Abu 'I-Fath Muhammad, known in later centuries as Shaybani Khan (c. 14511510), was a khan of the Uzbeks (1500-10) who continued consolidating various Uzbek tribes and laid foundations for their ascendance in Transoxiana. He was a descendant of Genghis Khan through his grandson Shayban and considered the Timurids as usurpers of the Genghisid heritage in Central Asia.

Continuing the policies of his grandfather, Abu'l-Khayr Khan, Shaybani ousted the Timurids from their capital Samarkand by 1500. He fought successful campaigns against the Timurid leader Babur, founder of the Mughal Empire. In 1505 he recaptured Samarkand and in 1507 also took Herat, the southern capital of the Timurids. Shaybani conquered Bukhara in 1506 and established the short-lived Shaybanid Empire. In 1508-09, he carried out many raids northward, pillaging the land of the Kazakh Khanate. However he suffered a major defeat from Kazakhs under Kasim Khan in 1510.
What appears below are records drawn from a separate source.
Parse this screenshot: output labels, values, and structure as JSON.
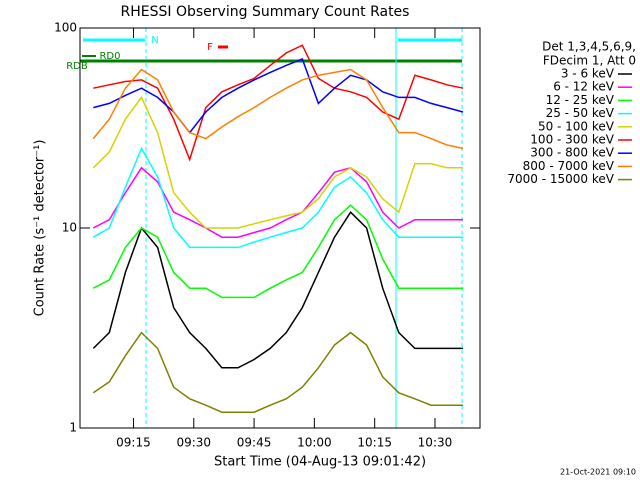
{
  "chart_data": {
    "type": "line",
    "title": "RHESSI Observing Summary Count Rates",
    "x_label": "Start Time (04-Aug-13 09:01:42)",
    "y_label": "Count Rate (s⁻¹ detector⁻¹)",
    "legend_header": [
      "Det 1,3,4,5,6,9,",
      "FDecim 1, Att 0"
    ],
    "footer": "21-Oct-2021 09:10",
    "annotations": [
      "N",
      "F",
      "RD0",
      "RDB"
    ],
    "y_log": true,
    "xlim": [
      541.7,
      641.2
    ],
    "ylim": [
      1,
      100
    ],
    "xticks": [
      {
        "value": 555,
        "label": "09:15"
      },
      {
        "value": 570,
        "label": "09:30"
      },
      {
        "value": 585,
        "label": "09:45"
      },
      {
        "value": 600,
        "label": "10:00"
      },
      {
        "value": 615,
        "label": "10:15"
      },
      {
        "value": 630,
        "label": "10:30"
      }
    ],
    "yticks": [
      1,
      10,
      100
    ],
    "x": [
      545,
      549,
      553,
      557,
      561,
      565,
      569,
      573,
      577,
      581,
      585,
      589,
      593,
      597,
      601,
      605,
      609,
      613,
      617,
      621,
      625,
      629,
      633,
      637
    ],
    "series": [
      {
        "name": "3 - 6 keV",
        "color": "#000000",
        "values": [
          2.5,
          3,
          6,
          10,
          8,
          4,
          3,
          2.5,
          2,
          2,
          2.2,
          2.5,
          3,
          4,
          6,
          9,
          12,
          10,
          5,
          3,
          2.5,
          2.5,
          2.5,
          2.5
        ]
      },
      {
        "name": "6 - 12 keV",
        "color": "#ff00ff",
        "values": [
          10,
          11,
          15,
          20,
          17,
          12,
          11,
          10,
          9,
          9,
          9.5,
          10,
          11,
          12,
          15,
          19,
          20,
          17,
          12,
          10,
          11,
          11,
          11,
          11
        ]
      },
      {
        "name": "12 - 25 keV",
        "color": "#00ff00",
        "values": [
          5,
          5.5,
          8,
          10,
          9,
          6,
          5,
          5,
          4.5,
          4.5,
          4.5,
          5,
          5.5,
          6,
          8,
          11,
          13,
          11,
          7,
          5,
          5,
          5,
          5,
          5
        ]
      },
      {
        "name": "25 - 50 keV",
        "color": "#00ffff",
        "values": [
          9,
          10,
          16,
          25,
          18,
          10,
          8,
          8,
          8,
          8,
          8.5,
          9,
          9.5,
          10,
          12,
          16,
          18,
          15,
          11,
          9,
          9,
          9,
          9,
          9
        ]
      },
      {
        "name": "50 - 100 keV",
        "color": "#d4d400",
        "values": [
          20,
          24,
          35,
          45,
          30,
          15,
          12,
          10,
          10,
          10,
          10.5,
          11,
          11.5,
          12,
          14,
          18,
          20,
          18,
          14,
          12,
          21,
          21,
          20,
          20
        ]
      },
      {
        "name": "100 - 300 keV",
        "color": "#ff0000",
        "values": [
          50,
          52,
          54,
          55,
          50,
          35,
          22,
          40,
          48,
          52,
          56,
          65,
          75,
          82,
          56,
          50,
          48,
          45,
          38,
          35,
          58,
          55,
          52,
          50
        ]
      },
      {
        "name": "300 - 800 keV",
        "color": "#0000ff",
        "values": [
          40,
          42,
          46,
          50,
          45,
          38,
          30,
          38,
          45,
          50,
          55,
          60,
          65,
          70,
          42,
          50,
          58,
          55,
          48,
          45,
          45,
          42,
          40,
          38
        ]
      },
      {
        "name": "800 - 7000 keV",
        "color": "#ff8000",
        "values": [
          28,
          35,
          50,
          62,
          55,
          38,
          30,
          28,
          32,
          36,
          40,
          45,
          50,
          55,
          58,
          60,
          62,
          55,
          40,
          30,
          30,
          28,
          26,
          25
        ]
      },
      {
        "name": "7000 - 15000 keV",
        "color": "#808000",
        "values": [
          1.5,
          1.7,
          2.3,
          3,
          2.5,
          1.6,
          1.4,
          1.3,
          1.2,
          1.2,
          1.2,
          1.3,
          1.4,
          1.6,
          2,
          2.6,
          3,
          2.6,
          1.8,
          1.5,
          1.4,
          1.3,
          1.3,
          1.3
        ]
      }
    ]
  }
}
Shah Ismail I from the Safavid dynasty of Persia was alarmed by Shaybani's success and moved against the Uzbeks. In the Battle of Marv (1510), Muhammad Shaybani was defeated and killed when trying to escape. Ismail had Muhammad Shaybani's body parts sent to various areas of the empire for display and had his skull coated in gold and made into a jeweled drinking goblet which was drunk from when entertaining.
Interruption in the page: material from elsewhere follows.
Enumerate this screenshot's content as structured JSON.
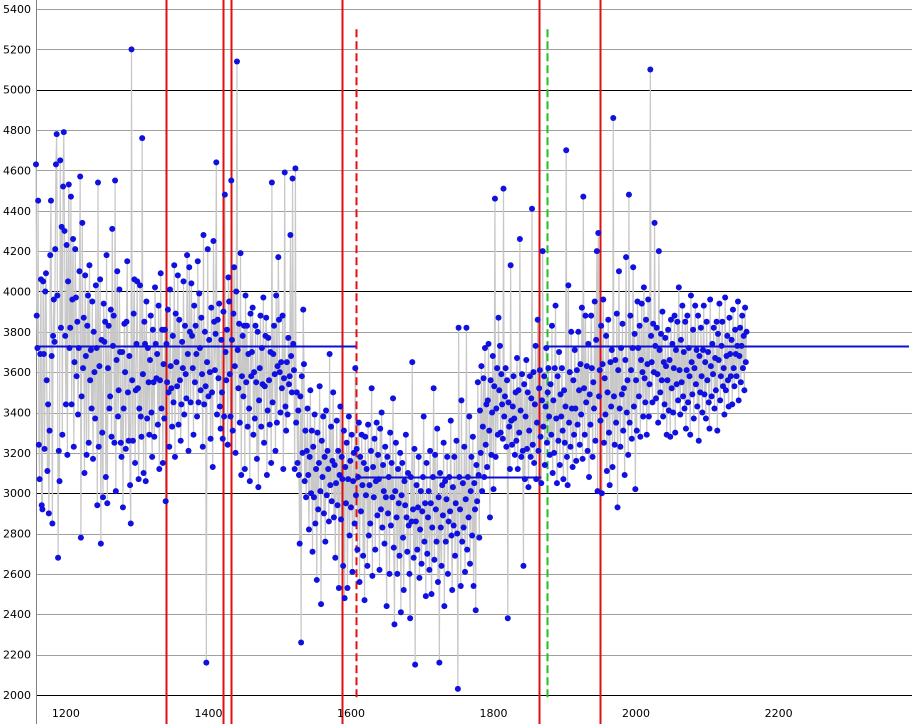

At the time of Shaybani's death, the Uzbeks controlled all of Transoxiana, that is, the area between the Syr Darya and Amu Darya rivers. After capturing Samarkand from Babur, Shaybani married Babur's sister, Khanzada Begum. Babur's liberty to leave Samarkand was made contingent upon his assent to this alliance. After Shaybani's death, Ismail I gave liberty to Khanzada Begum with her son and, at Babur's request, sent them to his court. For this reason Shaybani was succeeded not by a son but by an uncle, a cousin and a brother whose descendants would rule Bukhara until 1598 and Khwarizm (later named Khiva) until 1687.